No “I am still your friend.”
Silence. Shunning. Stranded.
Alone. And wondering – just as you, Joseph – God, what are You doing?
Why did it implode?
How did it come to this dramatic end?
Who is ultimately to blame … if we have to assign blame?
When did my heart start to question?
What was the real problem?
Where did things start to fall off the rails?
Was I wrong in my perspective that it wasn’t quite right?
Or … was I right? Was I right in feeling that what looked good and was convenient was not Your best for us – and we were robbing ourselves of the chance to experience Your best?
Joseph, I too keep asking myself questions. Just like I know you were as you stared up from the pit. I believe you were praying, asking what you needed to do to get through this difficult time and desperate moment … to stay calm and hope for the best while preparing yourself for the worst. I believe you were wondering what you could have done differently, even if it wasn’t true to who you were, to have a better outcome (even if it meant you would not be happy). I believe you questioned whether you should have been so vocal about your dreams and your gifts and instead just kept your doubts and ideas to yourself (to keep the peace).
I know, Joseph. Because I am asking myself the same questions.
And I hope that you did the same thing I am doing – trusting God. Sure, you asked “God, what are You doing?” and so am I. But I hope you trusted the answer was “something good for you”.
Something necessary to separate you from bad influences of favoritism and pride.
Something necessary to teach you that you need to trust Me completely.
Something necessary to prepare you for the big future I have planned.
And the pit is the beginning of a hard season, where things will not be easy and you will probably question My purposes daily. But there is going to be an amazing climax to your story, and I need the pit and what comes after it to prepare you for it.
And Joseph, God had an amazing story – and an incredible miracle – to do through you. Because it seems you never lost faith. Through all the years, which started with the pit, you trusted God to get you through today and into tomorrow. And you hoped with everything in you for a better tomorrow. Eventually, God honored your faith by allowing you to see – and save – your family again. And you were able to forgive them, completely, because you knew I had been with you and had a big purpose for your life.
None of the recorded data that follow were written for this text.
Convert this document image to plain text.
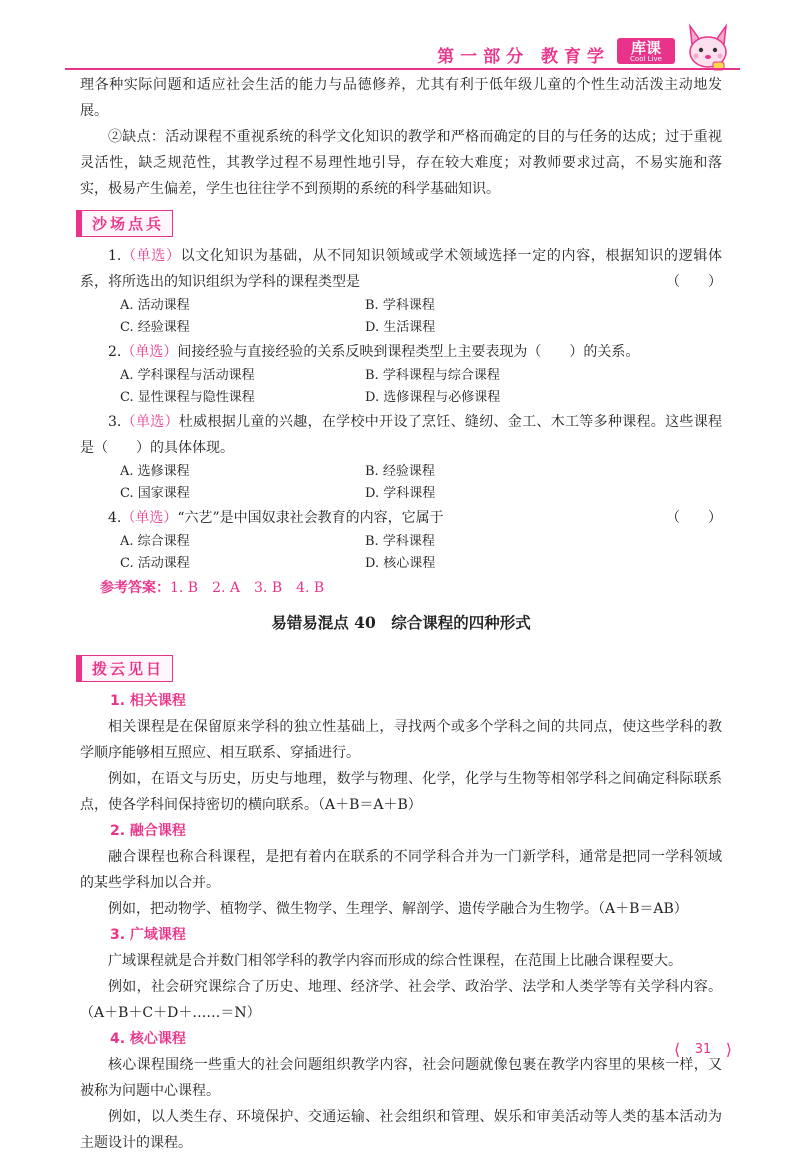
第一部分 教育学	库课
Cool Live
理各种实际问题和适应社会生活的能力与品德修养，尤其有利于低年级儿童的个性生动活泼主动地发展。
②缺点：活动课程不重视系统的科学文化知识的教学和严格而确定的目的与任务的达成；过于重视灵活性，缺乏规范性，其教学过程不易理性地引导，存在较大难度；对教师要求过高，不易实施和落实，极易产生偏差，学生也往往学不到预期的系统的科学基础知识。
沙场点兵
1.（单选）以文化知识为基础，从不同知识领域或学术领域选择一定的内容，根据知识的逻辑体系，将所选出的知识组织为学科的课程类型是	（　　）
A. 活动课程	B. 学科课程
C. 经验课程	D. 生活课程
2.（单选）间接经验与直接经验的关系反映到课程类型上主要表现为（　　）的关系。
A. 学科课程与活动课程	B. 学科课程与综合课程
C. 显性课程与隐性课程	D. 选修课程与必修课程
3.（单选）杜威根据儿童的兴趣，在学校中开设了烹饪、缝纫、金工、木工等多种课程。这些课程是（　　）的具体体现。
A. 选修课程	B. 经验课程
C. 国家课程	D. 学科课程
4.（单选）“六艺”是中国奴隶社会教育的内容，它属于	（　　）
A. 综合课程	B. 学科课程
C. 活动课程	D. 核心课程
参考答案：1. B　2. A　3. B　4. B
易错易混点 40　综合课程的四种形式
拨云见日
1. 相关课程
相关课程是在保留原来学科的独立性基础上，寻找两个或多个学科之间的共同点，使这些学科的教学顺序能够相互照应、相互联系、穿插进行。
例如，在语文与历史，历史与地理，数学与物理、化学，化学与生物等相邻学科之间确定科际联系点，使各学科间保持密切的横向联系。（A＋B＝A＋B）
2. 融合课程
融合课程也称合科课程，是把有着内在联系的不同学科合并为一门新学科，通常是把同一学科领域的某些学科加以合并。
例如，把动物学、植物学、微生物学、生理学、解剖学、遗传学融合为生物学。（A＋B＝AB）
3. 广域课程
广域课程就是合并数门相邻学科的教学内容而形成的综合性课程，在范围上比融合课程要大。
例如，社会研究课综合了历史、地理、经济学、社会学、政治学、法学和人类学等有关学科内容。（A＋B＋C＋D＋……＝N）
4. 核心课程
核心课程围绕一些重大的社会问题组织教学内容，社会问题就像包裹在教学内容里的果核一样，又被称为问题中心课程。
例如，以人类生存、环境保护、交通运输、社会组织和管理、娱乐和审美活动等人类的基本活动为主题设计的课程。
⟨ 31 ⟩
Joseph, I want the same story. I want to look back on this season and say I trusted God so completely that I knew He was going to redeem the bad moments and remind me of the good ones. I want to say that though things seemed dark and dire and distressing I knew God was with me and for me and was setting me up for something amazing in the future. And I want the incredible testimony that comes on the other side of asking “God, what are You doing?” when we refuse to let go of our faith.
Loving Father, please help me remember the pit can be the beginning of something incredible that You are doing. Help me to hold onto my faith and keep my focus on You while things feel painful, perplexing, and without purpose. Help me to remember that You are good and You always have a good plan for my life. Thank You for loving me so much that You never give up on me … and for Your faith that I can survive – and eventually thrive – because of the pit. In Jesus’ almighty name. AMEN!